Может быть, у меня несколько старомодные понятия о браке. Я считаю, что мужчина должен быть сильным, надежным человеком, опорой жены и героем в ее глазах. Есть люди, которые любят, чтобы жены жалели их. Я не из таких. Я хотел делиться с Милли своими замыслами, а не унижениями. Мне стыдно было смотреть на горестные морщинки у нее на лбу и слушать неодобрительное фырканье подруг, которые при мне хвастались долларами своих друзей, а за моей спиной уговаривали Милли не встречаться со мной.

Я понял, что безработный не может быть спутником девушки. И я перестал ходить к Милли, чтобы она не краснела за меня перед знакомыми, не совала мне монеты в карман пальто, не плакала по ночам, не писала писем отцу, чтобы он устроил меня в какую-нибудь аптеку мыть бутылочки из-под лекарств.

В городе небоскребов нетрудно затеряться. Адреса бездомных бродяг не выдаются в справочных бюро. Я со своей стороны убедил себя, что мне нужно забыть о Милли, и, кажется, в самом деле забыл.

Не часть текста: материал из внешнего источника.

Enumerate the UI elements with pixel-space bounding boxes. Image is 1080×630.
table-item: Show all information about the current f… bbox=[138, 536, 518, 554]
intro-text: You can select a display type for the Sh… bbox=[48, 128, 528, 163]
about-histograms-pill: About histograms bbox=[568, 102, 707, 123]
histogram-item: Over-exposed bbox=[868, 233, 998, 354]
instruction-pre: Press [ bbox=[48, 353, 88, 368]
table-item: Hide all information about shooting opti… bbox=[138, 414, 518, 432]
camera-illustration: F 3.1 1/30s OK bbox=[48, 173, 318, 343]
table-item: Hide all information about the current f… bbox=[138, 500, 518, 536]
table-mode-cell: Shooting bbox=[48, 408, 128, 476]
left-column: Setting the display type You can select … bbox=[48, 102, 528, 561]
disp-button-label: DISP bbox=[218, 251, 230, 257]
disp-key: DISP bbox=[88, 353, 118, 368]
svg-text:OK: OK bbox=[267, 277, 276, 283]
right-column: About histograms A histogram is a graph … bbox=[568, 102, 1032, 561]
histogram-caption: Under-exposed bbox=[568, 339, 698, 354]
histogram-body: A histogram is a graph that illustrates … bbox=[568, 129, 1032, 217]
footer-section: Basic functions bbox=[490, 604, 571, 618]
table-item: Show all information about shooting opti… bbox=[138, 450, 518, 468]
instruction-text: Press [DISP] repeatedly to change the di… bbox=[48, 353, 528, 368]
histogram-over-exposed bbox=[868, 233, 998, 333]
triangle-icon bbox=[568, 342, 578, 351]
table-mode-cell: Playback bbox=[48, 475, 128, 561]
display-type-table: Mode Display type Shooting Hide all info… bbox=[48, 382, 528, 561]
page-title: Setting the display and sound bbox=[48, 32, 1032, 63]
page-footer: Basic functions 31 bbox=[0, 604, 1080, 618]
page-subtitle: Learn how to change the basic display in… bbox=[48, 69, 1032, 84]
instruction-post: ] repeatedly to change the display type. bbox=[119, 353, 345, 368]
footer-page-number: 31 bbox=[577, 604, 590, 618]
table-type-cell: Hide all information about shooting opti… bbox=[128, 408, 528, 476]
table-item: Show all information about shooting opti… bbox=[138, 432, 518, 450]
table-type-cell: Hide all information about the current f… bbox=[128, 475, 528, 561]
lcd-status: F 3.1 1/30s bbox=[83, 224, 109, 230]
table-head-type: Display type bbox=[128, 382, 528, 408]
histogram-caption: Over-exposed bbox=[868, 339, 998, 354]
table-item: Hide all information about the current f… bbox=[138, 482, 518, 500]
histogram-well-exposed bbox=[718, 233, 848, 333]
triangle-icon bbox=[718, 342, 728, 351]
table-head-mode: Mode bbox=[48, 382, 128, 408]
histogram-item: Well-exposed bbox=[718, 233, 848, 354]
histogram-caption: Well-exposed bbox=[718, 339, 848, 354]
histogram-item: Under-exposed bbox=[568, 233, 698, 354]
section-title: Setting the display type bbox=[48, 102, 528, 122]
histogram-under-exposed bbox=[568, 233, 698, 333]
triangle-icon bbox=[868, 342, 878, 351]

А о том, чтобы написать ей, я подумал уже на Пальмовых островах, когда почувствовал себя человеком в полной мере. Я подумал, что бы написать Милли… и тут же отказался. Прошло так много времени… я представил себе, как, получив письмо, Милли со смехом показывает его молодому мужу.

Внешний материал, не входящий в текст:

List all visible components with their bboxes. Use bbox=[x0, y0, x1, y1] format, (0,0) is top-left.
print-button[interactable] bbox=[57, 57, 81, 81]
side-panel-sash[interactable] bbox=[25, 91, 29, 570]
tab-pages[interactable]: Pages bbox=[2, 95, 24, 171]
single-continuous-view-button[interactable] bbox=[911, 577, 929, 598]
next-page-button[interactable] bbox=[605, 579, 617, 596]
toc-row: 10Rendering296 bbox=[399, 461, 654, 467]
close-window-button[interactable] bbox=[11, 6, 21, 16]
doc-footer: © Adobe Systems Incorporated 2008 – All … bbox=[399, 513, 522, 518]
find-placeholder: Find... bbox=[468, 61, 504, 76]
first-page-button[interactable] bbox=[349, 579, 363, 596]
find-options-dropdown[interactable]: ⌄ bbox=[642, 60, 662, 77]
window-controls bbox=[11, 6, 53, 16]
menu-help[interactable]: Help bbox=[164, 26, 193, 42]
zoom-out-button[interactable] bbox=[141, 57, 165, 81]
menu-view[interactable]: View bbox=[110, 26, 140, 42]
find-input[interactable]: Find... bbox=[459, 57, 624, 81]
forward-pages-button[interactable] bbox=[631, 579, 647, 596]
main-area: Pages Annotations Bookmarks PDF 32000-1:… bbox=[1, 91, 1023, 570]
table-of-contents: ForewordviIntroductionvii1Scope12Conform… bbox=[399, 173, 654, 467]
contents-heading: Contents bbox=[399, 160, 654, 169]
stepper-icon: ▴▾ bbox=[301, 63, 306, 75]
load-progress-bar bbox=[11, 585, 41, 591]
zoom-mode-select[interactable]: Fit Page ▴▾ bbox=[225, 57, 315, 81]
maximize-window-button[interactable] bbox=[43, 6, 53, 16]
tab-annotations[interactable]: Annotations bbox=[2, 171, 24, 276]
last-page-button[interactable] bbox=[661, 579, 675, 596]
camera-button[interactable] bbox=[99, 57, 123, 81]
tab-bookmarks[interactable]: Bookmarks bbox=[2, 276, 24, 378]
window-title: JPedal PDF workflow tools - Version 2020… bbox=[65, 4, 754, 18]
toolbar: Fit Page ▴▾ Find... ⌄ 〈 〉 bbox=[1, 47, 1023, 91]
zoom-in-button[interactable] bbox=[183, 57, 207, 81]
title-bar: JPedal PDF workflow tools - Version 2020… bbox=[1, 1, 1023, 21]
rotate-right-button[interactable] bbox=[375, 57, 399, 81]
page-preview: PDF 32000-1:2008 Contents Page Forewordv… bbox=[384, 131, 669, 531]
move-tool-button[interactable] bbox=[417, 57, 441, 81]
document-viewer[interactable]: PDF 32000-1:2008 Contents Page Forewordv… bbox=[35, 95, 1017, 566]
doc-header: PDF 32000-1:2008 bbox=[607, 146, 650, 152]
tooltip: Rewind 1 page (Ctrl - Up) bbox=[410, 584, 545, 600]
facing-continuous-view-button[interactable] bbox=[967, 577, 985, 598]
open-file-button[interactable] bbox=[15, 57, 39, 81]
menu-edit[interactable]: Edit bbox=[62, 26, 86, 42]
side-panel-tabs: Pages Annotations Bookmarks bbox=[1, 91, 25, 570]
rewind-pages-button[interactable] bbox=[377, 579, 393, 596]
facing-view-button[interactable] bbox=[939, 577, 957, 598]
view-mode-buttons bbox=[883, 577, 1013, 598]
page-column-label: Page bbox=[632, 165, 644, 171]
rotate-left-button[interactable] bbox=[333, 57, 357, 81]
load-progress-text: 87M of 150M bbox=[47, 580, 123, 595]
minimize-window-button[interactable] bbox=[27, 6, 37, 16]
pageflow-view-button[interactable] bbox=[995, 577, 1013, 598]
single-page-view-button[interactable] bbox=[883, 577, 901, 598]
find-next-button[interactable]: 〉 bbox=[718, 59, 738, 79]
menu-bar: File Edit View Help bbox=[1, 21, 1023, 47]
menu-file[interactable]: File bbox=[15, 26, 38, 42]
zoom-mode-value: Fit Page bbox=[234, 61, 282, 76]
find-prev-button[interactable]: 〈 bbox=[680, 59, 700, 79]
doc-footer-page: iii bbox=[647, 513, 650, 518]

И все-таки письмо было отправлено — почти официальное поздравление ко дню рождения. (Просто поздравление, — говорил я себе, — это ни к чему не обязывает.) Но через два дня вы могли встретить Аллэна перед географической картой — он подсчитывал, через сколько дней может прийти ответ.

Когда почтовый пароход пришел в Сан-Франциско, я воткнул в карту красный флажок. День на разборку почты. Экспресс на восток отходит вечером. Чем ближе к городу небоскребов, тем больше усиливалось мое волнение. Отрываясь от проб и таблиц, я думал, улыбаясь про себя: «Сейчас мое письмо в Скалистых горах… сейчас оно в прериях… а сейчас поезд пересекает Миссисипи, под ним гудят пароходы, тянутся бесконечные плоты и желтое дно просвечивает сквозь воду».

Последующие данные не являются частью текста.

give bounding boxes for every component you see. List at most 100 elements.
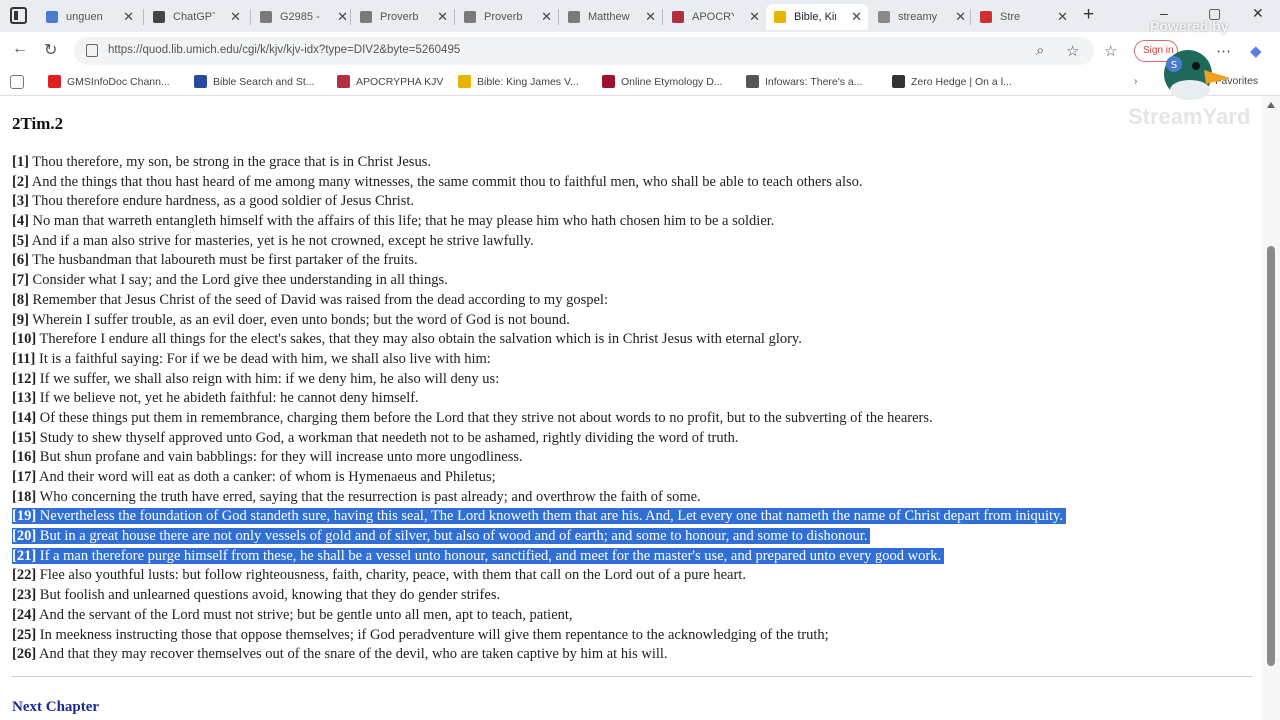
verse-row: [26] And that they may recover themselve… bbox=[12, 645, 1252, 665]
bookmark-label: Online Etymology D... bbox=[621, 75, 723, 88]
verse-text: Thou therefore, my son, be strong in the… bbox=[32, 154, 431, 170]
verse-text: And if a man also strive for masteries, … bbox=[31, 232, 534, 249]
new-tab-icon[interactable]: + bbox=[1083, 4, 1094, 26]
verse-text: Who concerning the truth have erred, say… bbox=[39, 488, 701, 505]
scroll-thumb[interactable] bbox=[1267, 246, 1275, 666]
verse-number: [13] bbox=[12, 390, 37, 407]
verse-number: [7] bbox=[12, 272, 29, 289]
tab-label: APOCRY bbox=[692, 11, 734, 23]
verse-row: [6] The husbandman that laboureth must b… bbox=[12, 251, 1252, 271]
scroll-up-icon[interactable] bbox=[1267, 102, 1275, 108]
duck-icon: S bbox=[1164, 50, 1230, 100]
browser-tab[interactable]: Stre ✕ bbox=[972, 4, 1074, 30]
verse-text: The husbandman that laboureth must be fi… bbox=[32, 252, 418, 269]
tab-close-icon[interactable]: ✕ bbox=[230, 9, 241, 25]
verse-row: [19] Nevertheless the foundation of God … bbox=[12, 507, 1252, 527]
bookmark-item[interactable]: Bible Search and St... bbox=[194, 75, 315, 88]
verse-row: [10] Therefore I endure all things for t… bbox=[12, 330, 1252, 350]
bookmark-item[interactable]: Online Etymology D... bbox=[602, 75, 723, 88]
browser-tab[interactable]: APOCRY ✕ bbox=[664, 4, 766, 30]
verse-text: And their word will eat as doth a canker… bbox=[39, 469, 496, 485]
bookmark-item[interactable]: GMSInfoDoc Chann... bbox=[48, 75, 170, 88]
svg-text:S: S bbox=[1171, 60, 1177, 71]
verse-number: [18] bbox=[12, 488, 37, 505]
bookmark-item[interactable]: APOCRYPHA KJV bbox=[337, 75, 443, 88]
bookmark-favicon-icon bbox=[337, 75, 350, 88]
verse-number: [9] bbox=[12, 311, 29, 328]
favorites-icon[interactable]: ☆ bbox=[1104, 42, 1117, 60]
tab-close-icon[interactable]: ✕ bbox=[749, 9, 760, 25]
tab-close-icon[interactable]: ✕ bbox=[541, 9, 552, 25]
lock-icon[interactable] bbox=[86, 44, 98, 57]
tab-separator bbox=[143, 9, 144, 25]
verse-text: Flee also youthful lusts: but follow rig… bbox=[39, 567, 746, 584]
zoom-icon[interactable]: ⌕ bbox=[1036, 42, 1044, 59]
next-chapter-link[interactable]: Next Chapter bbox=[12, 699, 99, 716]
verse-number: [4] bbox=[12, 213, 29, 230]
bookmark-label: APOCRYPHA KJV bbox=[356, 75, 444, 88]
star-icon[interactable]: ☆ bbox=[1066, 42, 1079, 60]
verse-row: [3] Thou therefore endure hardness, as a… bbox=[12, 192, 1252, 212]
bookmark-favicon-icon bbox=[892, 75, 905, 88]
tab-label: unguen bbox=[66, 11, 103, 23]
copilot-icon[interactable]: ◆ bbox=[1250, 42, 1262, 60]
address-bar-row: ← ↻ https://quod.lib.umich.edu/cgi/k/kjv… bbox=[0, 32, 1280, 70]
tab-close-icon[interactable]: ✕ bbox=[851, 9, 862, 25]
verse-text: Of these things put them in remembrance,… bbox=[39, 409, 933, 426]
url-text[interactable]: https://quod.lib.umich.edu/cgi/k/kjv/kjv… bbox=[108, 44, 460, 56]
bookmark-item[interactable]: Bible: King James V... bbox=[458, 75, 579, 88]
tab-close-icon[interactable]: ✕ bbox=[123, 9, 134, 25]
tab-separator bbox=[662, 9, 663, 25]
browser-tab[interactable]: Proverb ✕ bbox=[456, 4, 558, 30]
tab-close-icon[interactable]: ✕ bbox=[645, 9, 656, 25]
verse-number: [5] bbox=[12, 232, 29, 249]
verse-number: [26] bbox=[12, 646, 37, 663]
browser-tab[interactable]: Matthew ✕ bbox=[560, 4, 662, 30]
browser-tab[interactable]: Bible, Kir ✕ bbox=[766, 4, 868, 30]
tab-label: Stre bbox=[1000, 11, 1021, 23]
verse-row: [12] If we suffer, we shall also reign w… bbox=[12, 370, 1252, 390]
verse-text: If we believe not, yet he abideth faithf… bbox=[39, 390, 419, 407]
bookmark-favicon-icon bbox=[48, 75, 61, 88]
browser-tab[interactable]: G2985 - ✕ bbox=[252, 4, 354, 30]
tab-label: Bible, Kir bbox=[794, 11, 836, 23]
verse-row: [7] Consider what I say; and the Lord gi… bbox=[12, 271, 1252, 291]
bookmark-label: GMSInfoDoc Chann... bbox=[67, 75, 170, 88]
bookmark-favicon-icon bbox=[458, 75, 471, 88]
tab-favicon-icon bbox=[153, 11, 165, 23]
tab-close-icon[interactable]: ✕ bbox=[955, 9, 966, 25]
browser-tab[interactable]: ChatGPT ✕ bbox=[145, 4, 247, 30]
verse-number: [3] bbox=[12, 193, 29, 210]
page-title: 2Tim.2 bbox=[12, 114, 64, 133]
workspaces-icon[interactable] bbox=[10, 7, 27, 24]
verse-text: And that they may recover themselves out… bbox=[39, 646, 668, 663]
verse-number: [12] bbox=[12, 370, 37, 387]
divider bbox=[12, 676, 1252, 677]
tab-close-icon[interactable]: ✕ bbox=[1057, 9, 1068, 25]
address-bar[interactable]: https://quod.lib.umich.edu/cgi/k/kjv/kjv… bbox=[74, 37, 1094, 65]
collections-icon[interactable] bbox=[10, 75, 24, 89]
verse-text: And the servant of the Lord must not str… bbox=[39, 606, 573, 623]
bookmark-item[interactable]: Zero Hedge | On a l... bbox=[892, 75, 1012, 88]
verse-row: [18] Who concerning the truth have erred… bbox=[12, 488, 1252, 508]
verse-row: [4] No man that warreth entangleth himse… bbox=[12, 212, 1252, 232]
tab-close-icon[interactable]: ✕ bbox=[337, 9, 348, 25]
refresh-icon[interactable]: ↻ bbox=[44, 40, 57, 60]
verse-text: Remember that Jesus Christ of the seed o… bbox=[32, 291, 608, 308]
browser-tab[interactable]: unguen ✕ bbox=[38, 4, 140, 30]
tab-close-icon[interactable]: ✕ bbox=[437, 9, 448, 25]
bookmark-item[interactable]: Infowars: There's a... bbox=[746, 75, 863, 88]
tab-label: Proverb bbox=[380, 11, 419, 23]
browser-tab[interactable]: Proverb ✕ bbox=[352, 4, 454, 30]
bookmarks-overflow-icon[interactable]: › bbox=[1134, 75, 1138, 87]
close-window-icon[interactable]: ✕ bbox=[1252, 5, 1264, 22]
tab-favicon-icon bbox=[260, 11, 272, 23]
bookmarks-bar: GMSInfoDoc Chann... Bible Search and St..… bbox=[0, 70, 1280, 96]
tab-label: G2985 - bbox=[280, 11, 320, 23]
scrollbar[interactable] bbox=[1262, 96, 1280, 720]
tab-label: streamy bbox=[898, 11, 938, 23]
back-icon[interactable]: ← bbox=[12, 40, 28, 58]
browser-tab[interactable]: streamy ✕ bbox=[870, 4, 972, 30]
verse-row: [13] If we believe not, yet he abideth f… bbox=[12, 389, 1252, 409]
verse-row: [20] But in a great house there are not … bbox=[12, 527, 1252, 547]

Но вот письмо дошло до цели. Сколько нужно девушке времени, чтобы написать ответ? Скажем, неделю. Но, обманывая себя, я уже через день вышел навстречу почте. Ведь Милли могла ответить телеграммой.

Через неделю флажок двинулся обратно. Он пересек средний Запад, миновал дымное Чикаго, прерию и горы, спустился к Золотым воротам, пересел на пароход…

С почти суеверным чувством я ждал почтальона в тот день, когда флажок остановился в Пальмтауне и как же я был зол, когда мне вручили конверт, на котором вразброд лепились кособокие буквы, надписанные рукой тети Берты.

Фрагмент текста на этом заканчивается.